Ho letto con piacere l’articolo di Gianni Varani a proposito della decisione del Comune di Bologna di aumentare i fondi a disposizione delle scuole paritarie della città. Credo che un dibattito come quello apertosi a Bologna nei giorni scorsi su questo tema abbia portata tale da sollevare giustamente un interrogativo oltre i confini del capoluogo emiliano.
La disputa, infatti, si è subito spostata dal tema dell’aumento dei fondi, necessari a far fronte agli aggravi delle bollette sopportati dalle scuole, al tema della legittimità degli aiuti pubblici alle paritarie.
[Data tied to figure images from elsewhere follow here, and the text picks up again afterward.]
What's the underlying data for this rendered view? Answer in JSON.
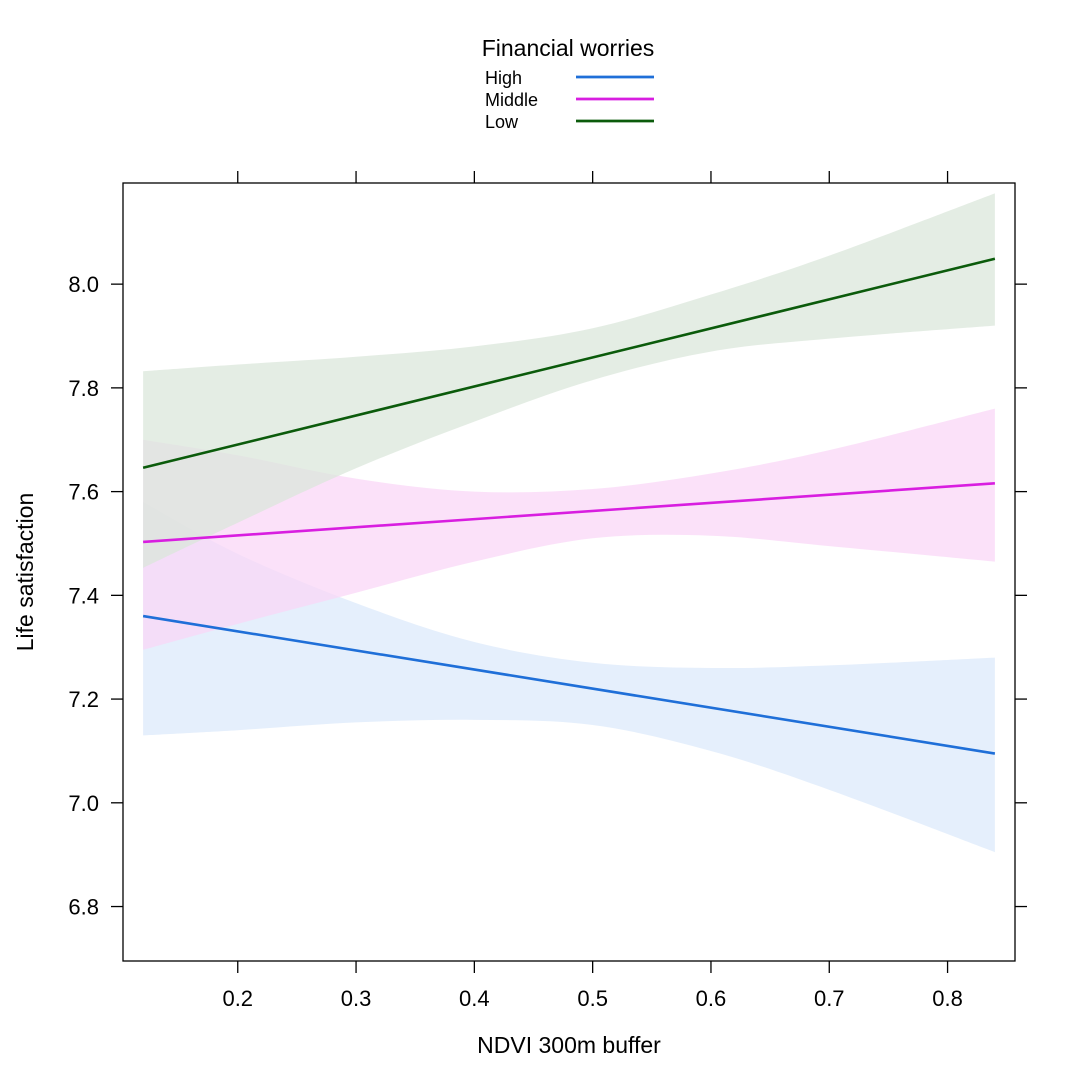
{
  "chart_data": {
    "type": "line",
    "title": "",
    "xlabel": "NDVI 300m buffer",
    "ylabel": "Life satisfaction",
    "xlim": [
      0.103,
      0.857
    ],
    "ylim": [
      6.695,
      8.195
    ],
    "x_ticks": [
      0.2,
      0.3,
      0.4,
      0.5,
      0.6,
      0.7,
      0.8
    ],
    "x_tick_labels": [
      "0.2",
      "0.3",
      "0.4",
      "0.5",
      "0.6",
      "0.7",
      "0.8"
    ],
    "y_ticks": [
      6.8,
      7.0,
      7.2,
      7.4,
      7.6,
      7.8,
      8.0
    ],
    "y_tick_labels": [
      "6.8",
      "7.0",
      "7.2",
      "7.4",
      "7.6",
      "7.8",
      "8.0"
    ],
    "grid": false,
    "legend": {
      "title": "Financial worries",
      "placement": "top"
    },
    "series": [
      {
        "name": "High",
        "color": "#1f6fd8",
        "band_color": "#dbe9fb",
        "x": [
          0.12,
          0.84
        ],
        "y": [
          7.36,
          7.095
        ],
        "ci_x": [
          0.12,
          0.2,
          0.3,
          0.4,
          0.5,
          0.6,
          0.7,
          0.84
        ],
        "ci_lower": [
          7.13,
          7.14,
          7.155,
          7.16,
          7.15,
          7.1,
          7.025,
          6.905
        ],
        "ci_upper": [
          7.58,
          7.48,
          7.385,
          7.31,
          7.27,
          7.26,
          7.265,
          7.28
        ]
      },
      {
        "name": "Middle",
        "color": "#d81ee0",
        "band_color": "#f9d6f6",
        "x": [
          0.12,
          0.84
        ],
        "y": [
          7.503,
          7.616
        ],
        "ci_x": [
          0.12,
          0.2,
          0.3,
          0.4,
          0.5,
          0.6,
          0.7,
          0.84
        ],
        "ci_lower": [
          7.295,
          7.345,
          7.405,
          7.465,
          7.51,
          7.515,
          7.495,
          7.465
        ],
        "ci_upper": [
          7.7,
          7.67,
          7.625,
          7.6,
          7.605,
          7.635,
          7.68,
          7.76
        ]
      },
      {
        "name": "Low",
        "color": "#0b5b0b",
        "band_color": "#dae6da",
        "x": [
          0.12,
          0.84
        ],
        "y": [
          7.646,
          8.049
        ],
        "ci_x": [
          0.12,
          0.2,
          0.3,
          0.4,
          0.5,
          0.6,
          0.7,
          0.84
        ],
        "ci_lower": [
          7.453,
          7.54,
          7.645,
          7.735,
          7.815,
          7.87,
          7.895,
          7.92
        ],
        "ci_upper": [
          7.832,
          7.845,
          7.86,
          7.88,
          7.915,
          7.98,
          8.055,
          8.175
        ]
      }
    ]
  }
}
Si sono scontrati due modelli amministrativi e di gestione della cosa pubblica. Da una parte una visione basata sulla sussidiarietà, autenticamente liberale e capace di valorizzare l’iniziativa proveniente dalla società civile, integrandola nell’azione pubblica. Dall’altra, una visione statalista, ormai superata, che vorrebbe tenere in capo allo Stato tutte le funzioni di interesse pubblico e che si percepisce in competizione con ogni iniziativa dal basso. La posizione che abbiamo tenuto come Confcooperative Bologna non è stata quella corporativa di chi voleva ad ogni costo difendere le scuole paritarie gestite da realtà cooperative. Tutt’altro.
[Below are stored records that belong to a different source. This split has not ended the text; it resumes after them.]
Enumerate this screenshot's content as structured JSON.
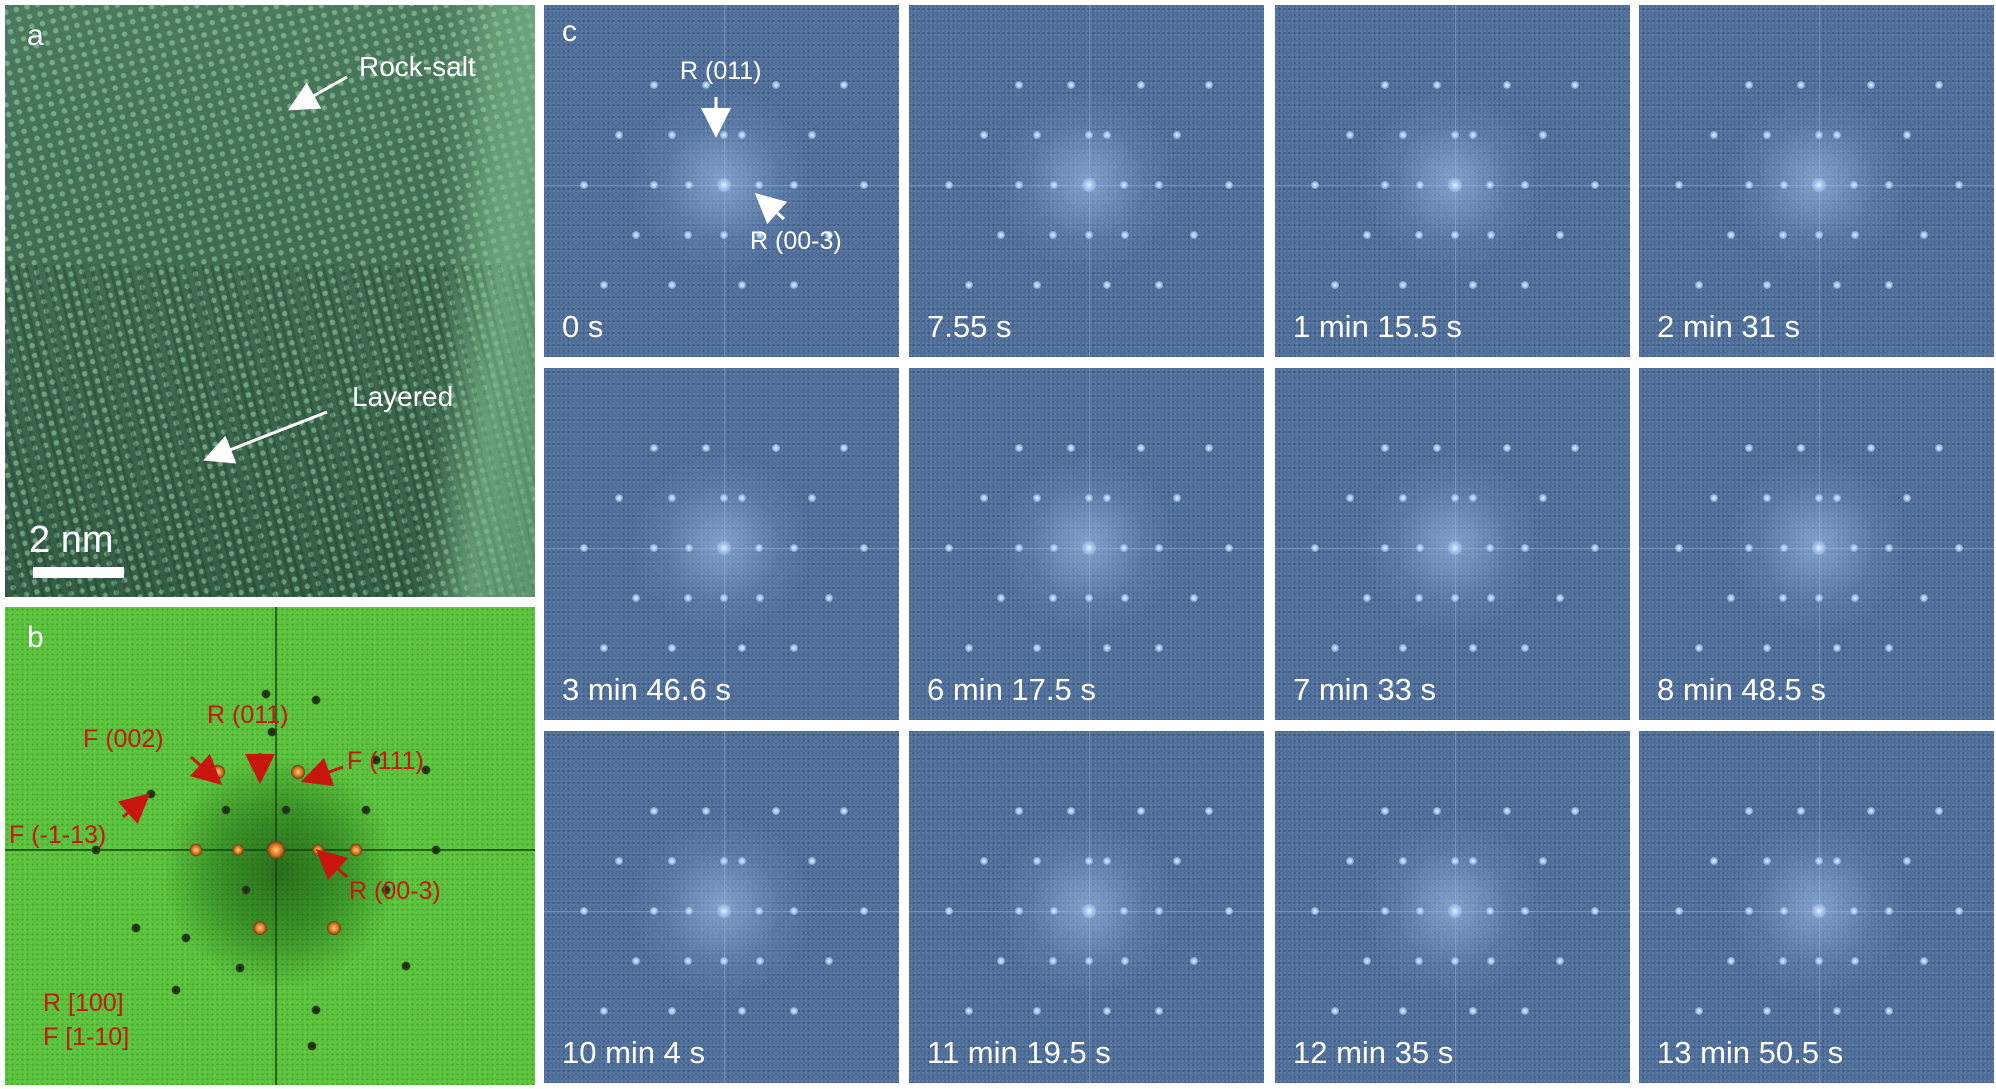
{
  "panel_a": {
    "letter": "a",
    "label_rocksalt": "Rock-salt",
    "label_layered": "Layered",
    "scale_bar": "2 nm"
  },
  "panel_b": {
    "letter": "b",
    "labels": {
      "f002": "F (002)",
      "r011": "R (011)",
      "f111": "F (111)",
      "fm113": "F (-1-13)",
      "r003": "R (00-3)",
      "zone_r": "R [100]",
      "zone_f": "F [1-10]"
    },
    "colors": {
      "label": "#c8160f",
      "background": "#5cc43e"
    }
  },
  "panel_c": {
    "letter": "c",
    "anno_r011": "R (011)",
    "anno_r003": "R (00-3)",
    "frames": [
      "0 s",
      "7.55 s",
      "1 min 15.5 s",
      "2 min 31 s",
      "3 min 46.6 s",
      "6 min 17.5 s",
      "7 min 33 s",
      "8 min 48.5 s",
      "10 min 4 s",
      "11 min 19.5 s",
      "12 min 35 s",
      "13 min 50.5 s"
    ],
    "colors": {
      "tile": "#4f6e98"
    }
  }
}
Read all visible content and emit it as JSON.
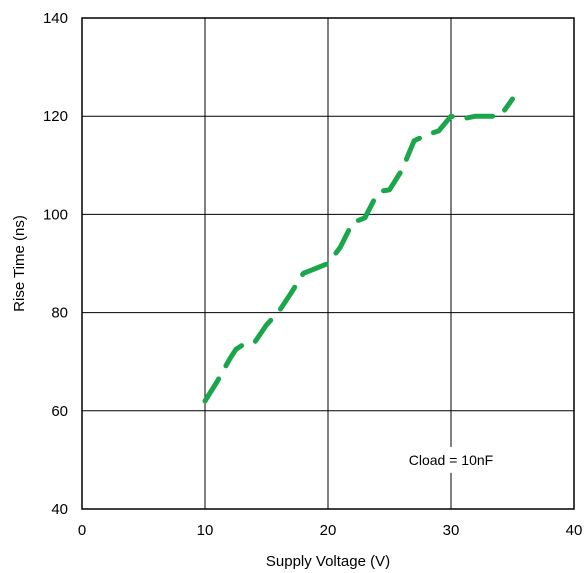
{
  "chart_data": {
    "type": "line",
    "title": "",
    "xlabel": "Supply Voltage (V)",
    "ylabel": "Rise Time (ns)",
    "xlim": [
      0,
      40
    ],
    "ylim": [
      40,
      140
    ],
    "x_ticks": [
      0,
      10,
      20,
      30,
      40
    ],
    "y_ticks": [
      40,
      60,
      80,
      100,
      120,
      140
    ],
    "x_tick_labels": [
      "0",
      "10",
      "20",
      "30",
      "40"
    ],
    "y_tick_labels": [
      "40",
      "60",
      "80",
      "100",
      "120",
      "140"
    ],
    "grid": true,
    "annotation": "Cload = 10nF",
    "series": [
      {
        "color": "#1aa64a",
        "line_style": "dashed",
        "x": [
          10,
          11,
          12,
          12.5,
          13,
          14,
          15,
          16,
          17,
          18,
          19,
          20,
          21,
          22,
          23,
          24,
          24.5,
          25,
          26,
          27,
          28,
          29,
          30,
          31,
          32,
          33,
          34,
          35
        ],
        "y": [
          62,
          66,
          70.5,
          72.5,
          73.3,
          73.8,
          77.5,
          80.2,
          84,
          88,
          89,
          90,
          93.3,
          98.3,
          99.3,
          104.2,
          104.8,
          105,
          109,
          115,
          116.2,
          117,
          120,
          119.5,
          120,
          120,
          120,
          123.5
        ]
      }
    ]
  }
}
È un fatto che in città le scuole paritarie generino valore e opportunità di lavoro di qualità – importanti oggi più che mai –, ma abbiamo cercato di guardare oltre, avviando una riflessione su democrazia e pluralismo educativo. È necessario comprendere che se facciamo della scuola un monopolio di Stato a perderci è la società nel suo complesso. La pluralità degli approcci educativi e pedagogici che le scuole paritarie permettono di realizzare è un contributo di rilievo al bene comune; dunque, si configura come interesse di carattere generale. Le paritarie rispondono a esigenze profonde della società, esigenze che si radicano in opzioni culturali e si esprimono attraverso le scelte educative delle famiglie.
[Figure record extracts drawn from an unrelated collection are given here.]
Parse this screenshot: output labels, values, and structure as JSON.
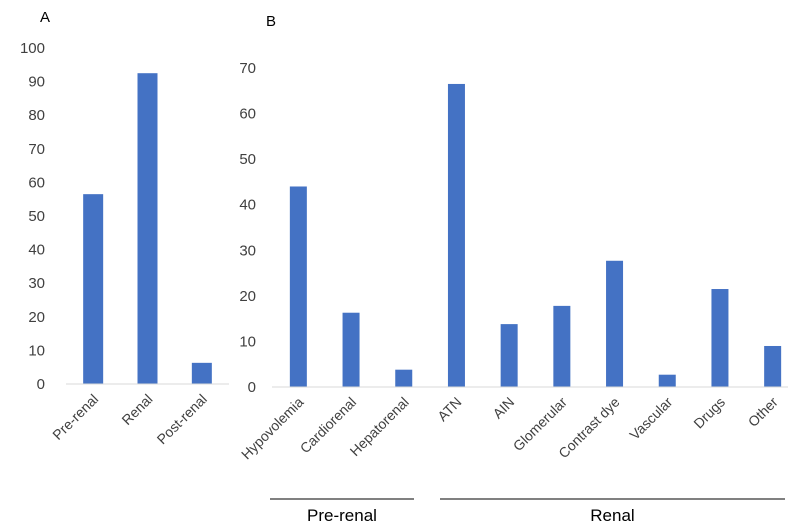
{
  "chart_data": [
    {
      "type": "bar",
      "panel_label": "A",
      "categories": [
        "Pre-renal",
        "Renal",
        "Post-renal"
      ],
      "values": [
        56.5,
        92.5,
        6.3
      ],
      "ylim": [
        0,
        100
      ],
      "yticks": [
        0,
        10,
        20,
        30,
        40,
        50,
        60,
        70,
        80,
        90,
        100
      ],
      "grid": false,
      "color": "#4472C4"
    },
    {
      "type": "bar",
      "panel_label": "B",
      "categories": [
        "Hypovolemia",
        "Cardiorenal",
        "Hepatorenal",
        "ATN",
        "AIN",
        "Glomerular",
        "Contrast dye",
        "Vascular",
        "Drugs",
        "Other"
      ],
      "values": [
        44,
        16.3,
        3.8,
        66.5,
        13.8,
        17.8,
        27.7,
        2.7,
        21.5,
        9
      ],
      "ylim": [
        0,
        70
      ],
      "yticks": [
        0,
        10,
        20,
        30,
        40,
        50,
        60,
        70
      ],
      "grid": false,
      "color": "#4472C4",
      "groups": [
        {
          "label": "Pre-renal",
          "categories": [
            "Hypovolemia",
            "Cardiorenal",
            "Hepatorenal"
          ]
        },
        {
          "label": "Renal",
          "categories": [
            "ATN",
            "AIN",
            "Glomerular",
            "Contrast dye",
            "Vascular",
            "Drugs",
            "Other"
          ]
        }
      ]
    }
  ]
}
Sono infatti i genitori a scegliere le scuole paritarie, anzi a Bologna è evidente come molto spesso le paritarie siano nate proprio dall’iniziativa di famiglie che intendono dar vita a un modello educativo che rispecchi la propria cultura e la propria sensibilità. Ciò non toglie che le scuole paritarie debbano poi impegnarsi in programmi scolastici e obiettivi educativi che convergono con quelli previsti per le statali. In questo modo, il sistema scolastico si coordina, conservando il pluralismo degli approcci didattici e pedagogici e valorizzando la collaborazione tra istituzioni pubbliche e famiglie nel difficile compito di educare.
La democrazia, intesa come dialogo delle differenze e strumento di realizzazione del miglior bilanciamento tra gli interessi, non può che trarre energia dall’esistenza delle scuole paritarie al fianco delle scuole statali.
L’errore fondamentale sta nel rappresentare le scuole paritarie e le scuole statali in rapporto di competizione, quando la relazione ha carattere collaborativo e tende a integrare un medesimo sistema. D’altronde, il peso delle paritarie sulle casse pubbliche è esiguo, la gran parte delle spese è sopportata direttamente dalle famiglie che ne preferiscono i modelli educativi e che certo non si sottraggono dalla contribuzione per le scuole statali.
Se a Bologna non si fosse riconosciuto un aumento del contributo pubblico alle paritarie, ciò avrebbe significato lasciare sole queste realtà a fronteggiare gli aumenti dei costi energetici, che in questo periodo non è possibile scaricare sulle rette pagate dalle famiglie, già a loro volta in difficoltà per le bollette. Risolvere la questione appellandosi al referendum consultivo, tenutosi a Bologna nel 2013, è erroneo e mostra il volto illiberale di una certa idea di democrazia, quella che prevede la prevalenza della maggioranza, al posto del bilanciamento di tutti gli interessi in gioco, compresi quelli delle minoranze che vanno tutelate proprio perché le loro preferenze non rispecchiano il sentire dei più. Ciò vale in tutti gli ambiti, ma acquista un’importanza particolare quando parliamo di educazione, che è sempre impronta culturale e formazione della personalità.
L’opzione fondamentale è tra una democrazia statalista, che mal sopporta l’iniziativa dei gruppi sociali, e una democrazia che sposa il paradigma della sussidiarietà, accentando e valorizzando la società civile e le sue forme organizzate, traendone vitalità.